The Eco-Sustainable House
Sustainability is a term that is heard often these days, especially from the mouths of architects, though an eco-friendly house needs to go much further than simply being made from sustainable materials. The true Eco-sustainable house also needs to be green across its entire structure and the way it is utilised, to be as energy-efficient as possible, as well as friendly to its surroundings. Being a true eco-house means having a “net zero“ carbon footprint, in that it produces all of its required power, in a way that provides zero greenhouse gas emissions. So does this then mean that you need to start from scratch in building an environmentally sustainable homes, or is it possible in a refurbishment?
Focus on What Is Genuinely Achievable
While the ultimate goal is to reach that magical net zero, the truth is very few homes actually are capable of achieving this, though of course, any improvement made is desirable. A renovation of an old property can bring many improvements, which can increase energy efficiency, with any reduction being better than none. The Passive House Institute was formed in Germany in 1996 and has now assumed a leading position in research and development of building concepts and construction components that lead to massive energy efficiencies. A passive house is built with almost airtight, heavily insulated walls, windows angled to allow sunlight in for what is termed “passive solar,” with other energy saving ideas, which can reduce the energy consumption very significantly.
Renovating and Decorating
It is much easier today to be eco-friendly when renovating and decorating your house than ever before. “Natural” paints, completely chemical and VOC free are available and work just as well as traditional paints, if applied correctly, by one of the dependable house painters from the Gold Coast or from your local area. Recycling is extremely efficient these days, so finding good second-hand building materials is easier and cheaper than ever, while saving on manufacturing costs and energy usage. The hanging of tapestries on the interior walls not only provides something aesthetically pleasing, it can also add a few degrees of additional insulation, which may be the difference between needing to turn the heating on or not.
Green Energy Production
No discussion on an eco-house would be complete without thinking about the energy needed to heat, cool, or light the house.
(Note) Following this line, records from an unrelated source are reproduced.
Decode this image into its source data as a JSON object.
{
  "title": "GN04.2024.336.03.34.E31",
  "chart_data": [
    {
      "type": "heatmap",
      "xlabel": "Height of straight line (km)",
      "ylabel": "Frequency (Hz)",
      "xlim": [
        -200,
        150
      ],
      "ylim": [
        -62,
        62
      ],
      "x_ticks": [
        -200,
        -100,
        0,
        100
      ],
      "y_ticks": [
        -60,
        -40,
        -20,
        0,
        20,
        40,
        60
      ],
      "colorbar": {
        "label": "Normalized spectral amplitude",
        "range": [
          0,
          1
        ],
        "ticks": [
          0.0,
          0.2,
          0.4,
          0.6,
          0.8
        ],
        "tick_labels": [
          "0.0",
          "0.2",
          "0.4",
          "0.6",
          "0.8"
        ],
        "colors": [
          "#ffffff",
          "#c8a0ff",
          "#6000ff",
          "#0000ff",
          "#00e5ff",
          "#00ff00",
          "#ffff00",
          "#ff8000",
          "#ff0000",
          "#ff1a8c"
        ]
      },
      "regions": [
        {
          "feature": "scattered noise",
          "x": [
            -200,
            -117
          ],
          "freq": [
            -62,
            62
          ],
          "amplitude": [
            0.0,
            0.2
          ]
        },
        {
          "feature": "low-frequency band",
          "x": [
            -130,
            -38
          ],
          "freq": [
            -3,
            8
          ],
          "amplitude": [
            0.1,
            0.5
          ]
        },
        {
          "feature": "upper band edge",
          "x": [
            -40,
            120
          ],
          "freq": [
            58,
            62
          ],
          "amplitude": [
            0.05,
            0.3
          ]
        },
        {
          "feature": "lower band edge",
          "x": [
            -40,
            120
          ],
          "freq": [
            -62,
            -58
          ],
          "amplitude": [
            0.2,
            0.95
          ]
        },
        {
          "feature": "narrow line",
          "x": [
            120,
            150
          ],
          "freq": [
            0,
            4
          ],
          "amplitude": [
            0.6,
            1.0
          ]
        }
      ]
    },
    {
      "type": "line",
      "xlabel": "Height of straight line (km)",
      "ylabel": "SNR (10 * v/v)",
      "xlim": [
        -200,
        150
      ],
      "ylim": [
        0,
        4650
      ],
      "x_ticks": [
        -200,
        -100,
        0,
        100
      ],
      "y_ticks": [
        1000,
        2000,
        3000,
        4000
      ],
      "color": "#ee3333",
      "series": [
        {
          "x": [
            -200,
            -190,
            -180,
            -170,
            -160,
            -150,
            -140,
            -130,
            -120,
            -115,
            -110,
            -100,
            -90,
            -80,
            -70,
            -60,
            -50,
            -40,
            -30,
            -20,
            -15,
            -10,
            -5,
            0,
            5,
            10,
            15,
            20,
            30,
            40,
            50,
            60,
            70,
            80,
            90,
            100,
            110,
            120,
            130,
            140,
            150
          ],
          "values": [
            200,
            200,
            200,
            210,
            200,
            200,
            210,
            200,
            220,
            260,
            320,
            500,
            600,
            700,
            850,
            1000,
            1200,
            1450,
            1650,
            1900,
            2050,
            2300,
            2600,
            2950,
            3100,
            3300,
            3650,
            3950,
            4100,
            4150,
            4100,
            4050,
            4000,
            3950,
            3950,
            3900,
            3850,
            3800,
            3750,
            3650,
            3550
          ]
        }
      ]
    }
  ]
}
Naturally, solar power is the first thing that will come to most people’s minds, as it is simple to install, requires very little maintenance and pays for itself fairly quickly. Obviously though, solar only works effectively on warm sunny days, and it is during generally the dark overcast days when it isn’t operating very efficiently, that we are most likely to be needing more power. Wind energy is seeing more widespread use, though again, it does have to be windy to work, so on some occasions, it is not going to be functioning. So really, unless you are fortunate enough to be sat on top of a convenient geo-thermal vent, most of us are going to remain reliant on the power company for some time to come. However, by thinking green at every turn, it is possible to bring ourselves significantly closer to the net zero dream, than we are right now.